Several conflicting reports have been coming from Syria, suggesting either success or failure of alleged negotiations between Damascus and the Kurdish People Protection Units (YPG) fighters. The negotiations were reportedly aimed at getting help from the Syrian government to repel the ongoing Turkish offensive on the Kurdish-held enclave of Afrin.
On Sunday Reuters citied Badran Jia Kurd, an adviser to the Kurdish self-government, as saying that the military assistance agreement had been reached. Jia Kurd noted that the deal, which could see Syrian forces enter Afrin within two days, will be limited exclusively to immediate military support.
“When it comes to the political and administrative matters in the region, it will be agreed upon with Damascus in the later stages through direct negotiations and discussions,” he said. Officially, Damascus has not spoken out on the possible agreement, and the YPG’s spokesman confirmed only that a request had been made for Syrian forces to protect Afrin.
Even if a deal came into force it would still rest on shaky foundations, Jia Kurd admitted. He said it was hard to predict how long the deal would hold, since it does not sit well with either side.
“We don’t know to what extent these understandings will last because there are sides that are not satisfied and want to make (them) fail,” he said without elaborating.
It comes just a few days after media reports indicated there were negotiations between Kurdish militias and the Syrian government, which had stalled. The Syrian government reportedly withdrew from the talks after Kurds refused to lay down their weapons in return for military assistance, an RT Arabic correspondent reported on Thursday, citing a military source. Several other networks, including Arab TV network Al Mayadeen and Sputnik, ran reports based on their own sources saying that the deal had been secured, without providing any details of the conditions.
Speculation about a more active role for Damascus in the Afrin confrontation arose back in January, when the Kurdish self-administration urged Damascus to protect Syrian sovereignty by sending troops to Afrin. Last Monday, YPG commander Sipan Hamo said that he would have “no problem” with the Syrian Army intervening in the conflict to drive away the Turkish forces.
Turkey, which has been carrying out Operation Olive Branch in Afrin since January 20, insists that the offensive is solely aimed at wiping out terrorists, denying allegations that it has targeted civilians.
Turkish President Recep Tayyip Erdogan also vowed to return the enclave to its “original owner” after it is “liberated” from YPG.
The offensive will allow some 500,000 displaced Syrians to return to their homes in Afrin, Turkey’s first lady Emine Erdogan said on Friday, claiming that “the aim of this operation is to ensure safety in the region.”
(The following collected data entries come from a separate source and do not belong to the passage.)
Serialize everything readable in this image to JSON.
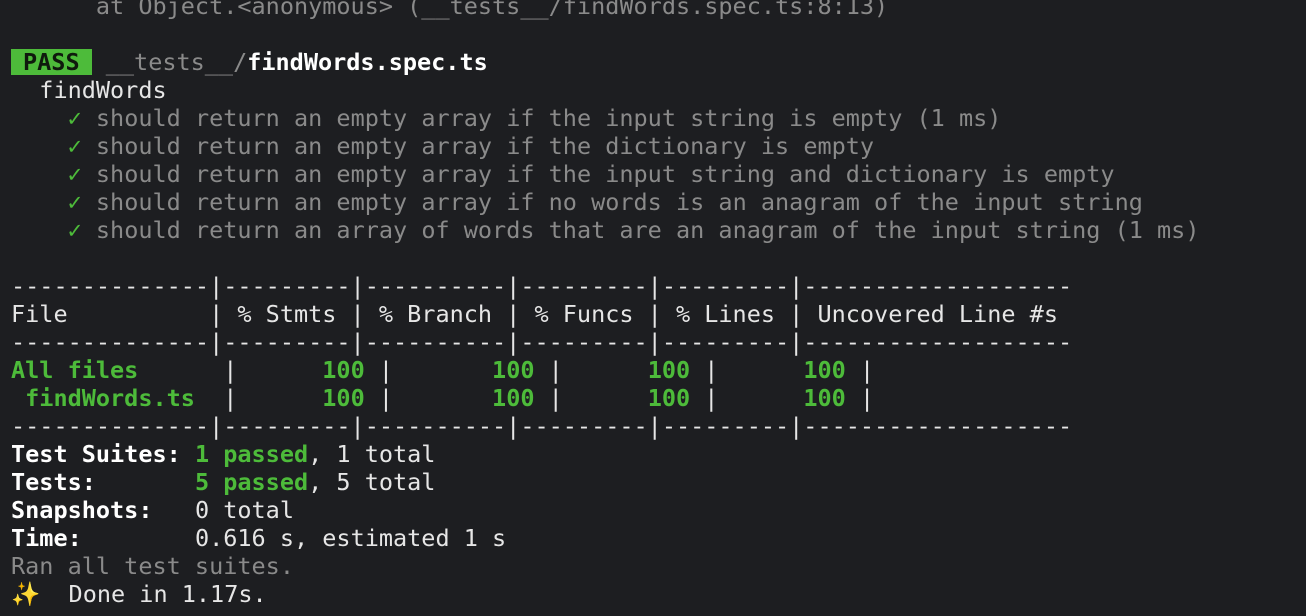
{
  "stack_trace": {
    "line": "      at Object.<anonymous> (__tests__/findWords.spec.ts:8:13)"
  },
  "result": {
    "badge": "PASS",
    "path_dir": "__tests__/",
    "path_file": "findWords.spec.ts"
  },
  "suite": {
    "name": "findWords",
    "check_mark": "✓",
    "tests": [
      {
        "text": "should return an empty array if the input string is empty",
        "time": " (1 ms)"
      },
      {
        "text": "should return an empty array if the dictionary is empty",
        "time": ""
      },
      {
        "text": "should return an empty array if the input string and dictionary is empty",
        "time": ""
      },
      {
        "text": "should return an empty array if no words is an anagram of the input string",
        "time": ""
      },
      {
        "text": "should return an array of words that are an anagram of the input string",
        "time": " (1 ms)"
      }
    ]
  },
  "coverage": {
    "separator": "--------------|---------|----------|---------|---------|-------------------",
    "header": "File          | % Stmts | % Branch | % Funcs | % Lines | Uncovered Line #s ",
    "rows": [
      {
        "file": "All files     ",
        "stmts": "     100",
        "branch": "      100",
        "funcs": "     100",
        "lines": "     100"
      },
      {
        "file": " findWords.ts ",
        "stmts": "     100",
        "branch": "      100",
        "funcs": "     100",
        "lines": "     100"
      }
    ],
    "pipe": " | ",
    "pipe_end": " | "
  },
  "summary": {
    "suites_label": "Test Suites:",
    "suites_passed": "1 passed",
    "suites_total": ", 1 total",
    "tests_label": "Tests:",
    "tests_passed": "5 passed",
    "tests_total": ", 5 total",
    "snapshots_label": "Snapshots:",
    "snapshots_value": "0 total",
    "time_label": "Time:",
    "time_value": "0.616 s, estimated 1 s",
    "ran_all": "Ran all test suites.",
    "done_icon": "✨",
    "done_text": "  Done in 1.17s."
  },
  "colors": {
    "background": "#1d1e21",
    "pass_green": "#4dbb3a",
    "dim_text": "#8a8a8a"
  }
}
President Erdogan has repeatedly indicated he would like to expand the operation further and move into Manbij, where US forces supporting the Kurdish-dominated Syrian Democratic Forces (SDF) are stationed; this has raised fears of a potential clash between the two NATO allies. At a recent meeting in Ankara, US Secretary Rex Tillerson and Turkish Foreign Minister Mevlut Cavusoglu agreed that the bilateral relations were at “a crisis point,” calling the situation around Manbij a “priority” that needed to be addressed urgently. Turkey also touted the idea of a joint US and Turkey deployment in the area, on condition that the US guarantees a prompt withdrawal of the Kurdish YPG forces.